What you name "Vdsat" just marks the transition voltage between the linear (or triode) and the saturation region (or the transition from weak to moderate/strong inversion) for any drain current Id, see the dotted curve in this Id vs. Vds plot from Wiki; it has nothing to do with the saturation voltage of an individual MOSFET.
jamesbond939 said:
If Vth of a process increase, we'll need higher Vgs to turn the device on right?
we use mosfets in diode configuration a lot of time to generate bias and current sources,,,
these diode are made by connecting drain and gate terminals so vds=vgs and device will be always in saturation forever...
with increase in vth u will increase vgs to maintain overdrive for mosfet ,,,
increase in vgs will increase vds in diode configurations so voltage headroom for other devices (m1) will decrease .... see diagram in attachment
Thanks for the reply. I have some further questions.
Assume my design does not contains diode connected structures.
Also assume that there's no reduction in supply voltage.
I'm only using simple current mirror and high-swing cascode current mirror. Will the increase in Vth reduces the voltage headroom for my design.

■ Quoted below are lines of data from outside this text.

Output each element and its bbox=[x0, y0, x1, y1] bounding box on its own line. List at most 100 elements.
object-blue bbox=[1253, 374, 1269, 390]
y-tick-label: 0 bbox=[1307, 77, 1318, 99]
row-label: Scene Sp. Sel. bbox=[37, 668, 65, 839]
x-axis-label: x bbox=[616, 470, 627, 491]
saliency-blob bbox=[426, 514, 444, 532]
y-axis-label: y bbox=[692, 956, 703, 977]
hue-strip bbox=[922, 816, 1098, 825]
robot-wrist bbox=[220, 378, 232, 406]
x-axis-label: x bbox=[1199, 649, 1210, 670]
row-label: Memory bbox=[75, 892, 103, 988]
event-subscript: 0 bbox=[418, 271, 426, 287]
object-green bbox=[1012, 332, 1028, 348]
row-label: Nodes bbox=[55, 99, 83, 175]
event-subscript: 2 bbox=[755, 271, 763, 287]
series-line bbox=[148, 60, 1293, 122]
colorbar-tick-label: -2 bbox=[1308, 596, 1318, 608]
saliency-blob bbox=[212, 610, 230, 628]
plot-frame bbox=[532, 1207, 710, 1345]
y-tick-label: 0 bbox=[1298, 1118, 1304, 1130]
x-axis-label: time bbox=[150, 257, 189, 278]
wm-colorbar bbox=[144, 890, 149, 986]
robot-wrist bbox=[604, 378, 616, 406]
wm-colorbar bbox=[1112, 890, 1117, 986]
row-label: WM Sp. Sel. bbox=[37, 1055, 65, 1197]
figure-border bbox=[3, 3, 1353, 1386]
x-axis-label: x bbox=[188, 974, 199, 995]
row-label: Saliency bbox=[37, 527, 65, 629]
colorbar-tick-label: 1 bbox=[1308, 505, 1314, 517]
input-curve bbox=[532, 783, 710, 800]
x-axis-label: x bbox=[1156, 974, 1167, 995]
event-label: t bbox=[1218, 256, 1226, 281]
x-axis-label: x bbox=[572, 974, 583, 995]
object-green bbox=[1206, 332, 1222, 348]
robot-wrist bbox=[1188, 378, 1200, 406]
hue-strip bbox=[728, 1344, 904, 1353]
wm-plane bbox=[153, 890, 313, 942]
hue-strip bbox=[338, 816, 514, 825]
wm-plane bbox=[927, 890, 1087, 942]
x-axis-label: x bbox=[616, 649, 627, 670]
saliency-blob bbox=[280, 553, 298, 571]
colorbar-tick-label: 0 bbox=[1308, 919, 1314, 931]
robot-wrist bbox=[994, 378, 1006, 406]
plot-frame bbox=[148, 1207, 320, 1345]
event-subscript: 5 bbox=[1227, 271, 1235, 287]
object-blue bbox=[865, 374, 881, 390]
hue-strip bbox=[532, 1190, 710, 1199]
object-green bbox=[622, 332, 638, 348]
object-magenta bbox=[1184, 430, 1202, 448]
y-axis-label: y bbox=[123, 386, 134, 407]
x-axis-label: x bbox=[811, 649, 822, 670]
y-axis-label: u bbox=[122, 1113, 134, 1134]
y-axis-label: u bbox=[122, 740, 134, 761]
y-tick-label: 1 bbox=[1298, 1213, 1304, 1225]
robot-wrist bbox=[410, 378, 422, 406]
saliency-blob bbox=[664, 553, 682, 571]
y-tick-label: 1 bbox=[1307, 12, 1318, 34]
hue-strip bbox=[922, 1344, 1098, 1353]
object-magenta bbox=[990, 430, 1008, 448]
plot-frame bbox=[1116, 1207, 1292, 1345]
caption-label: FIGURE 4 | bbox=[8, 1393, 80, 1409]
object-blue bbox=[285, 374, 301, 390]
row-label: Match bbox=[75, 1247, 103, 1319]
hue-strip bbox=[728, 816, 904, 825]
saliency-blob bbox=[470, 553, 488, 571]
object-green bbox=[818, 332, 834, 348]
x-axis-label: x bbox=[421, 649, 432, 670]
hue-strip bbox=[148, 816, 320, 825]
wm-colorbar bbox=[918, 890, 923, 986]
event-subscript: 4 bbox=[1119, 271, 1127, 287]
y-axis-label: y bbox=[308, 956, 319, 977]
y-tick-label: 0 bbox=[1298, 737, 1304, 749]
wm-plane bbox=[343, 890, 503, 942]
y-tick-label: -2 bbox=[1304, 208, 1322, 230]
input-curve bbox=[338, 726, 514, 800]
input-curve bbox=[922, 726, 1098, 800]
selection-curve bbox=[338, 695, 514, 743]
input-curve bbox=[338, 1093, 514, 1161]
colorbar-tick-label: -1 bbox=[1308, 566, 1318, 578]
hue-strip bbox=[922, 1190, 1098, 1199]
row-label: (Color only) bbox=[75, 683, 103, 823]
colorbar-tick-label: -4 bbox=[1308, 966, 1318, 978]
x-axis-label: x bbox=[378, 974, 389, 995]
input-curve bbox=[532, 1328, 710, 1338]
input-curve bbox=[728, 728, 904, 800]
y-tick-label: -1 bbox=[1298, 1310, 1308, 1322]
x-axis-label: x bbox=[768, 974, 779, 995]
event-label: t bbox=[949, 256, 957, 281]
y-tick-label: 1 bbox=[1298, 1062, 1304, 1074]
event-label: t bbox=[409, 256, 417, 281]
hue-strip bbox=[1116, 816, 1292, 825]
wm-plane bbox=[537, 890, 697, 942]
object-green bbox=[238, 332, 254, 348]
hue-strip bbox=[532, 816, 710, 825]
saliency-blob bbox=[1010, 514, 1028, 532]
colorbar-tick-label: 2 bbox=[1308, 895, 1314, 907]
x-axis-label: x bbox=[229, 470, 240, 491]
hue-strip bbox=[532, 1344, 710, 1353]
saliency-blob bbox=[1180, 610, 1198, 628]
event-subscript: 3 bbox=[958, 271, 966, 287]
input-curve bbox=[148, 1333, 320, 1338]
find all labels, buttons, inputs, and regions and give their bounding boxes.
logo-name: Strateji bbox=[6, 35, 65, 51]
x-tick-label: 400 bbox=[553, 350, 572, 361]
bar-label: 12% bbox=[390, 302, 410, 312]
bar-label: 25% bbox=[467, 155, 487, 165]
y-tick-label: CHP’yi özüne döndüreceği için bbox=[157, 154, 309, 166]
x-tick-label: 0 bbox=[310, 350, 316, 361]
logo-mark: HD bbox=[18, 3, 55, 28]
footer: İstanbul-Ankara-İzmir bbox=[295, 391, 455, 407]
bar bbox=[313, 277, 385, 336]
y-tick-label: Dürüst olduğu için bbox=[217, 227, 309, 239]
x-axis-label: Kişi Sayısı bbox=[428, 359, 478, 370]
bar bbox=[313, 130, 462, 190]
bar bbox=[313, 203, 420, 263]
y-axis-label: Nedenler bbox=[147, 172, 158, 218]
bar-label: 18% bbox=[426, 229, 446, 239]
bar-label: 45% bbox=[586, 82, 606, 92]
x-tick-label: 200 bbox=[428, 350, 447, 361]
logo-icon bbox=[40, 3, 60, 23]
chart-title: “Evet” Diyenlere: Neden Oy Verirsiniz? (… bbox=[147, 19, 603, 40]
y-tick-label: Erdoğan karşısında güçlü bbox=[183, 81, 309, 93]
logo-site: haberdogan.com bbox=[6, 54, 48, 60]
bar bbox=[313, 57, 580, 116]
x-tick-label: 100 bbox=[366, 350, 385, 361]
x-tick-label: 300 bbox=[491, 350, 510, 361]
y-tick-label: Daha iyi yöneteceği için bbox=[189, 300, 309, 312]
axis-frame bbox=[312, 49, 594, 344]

I know that the cascode current mirror might have this problem because it needs 2VDsat+Vth in order for both of the transistor to be in saturation. But in high-swing cascode current mirror, I only need 2VDsat to make sure that the transistors is in saturation.
Does that mean that for current mirror design, we only need to worry about voltage headroom when the Vth increase for cascode structure?
Is there any other structures other than cascode current mirror and diode-connected transistor in analog design that have the problem with voltage headroom when the Vth increase?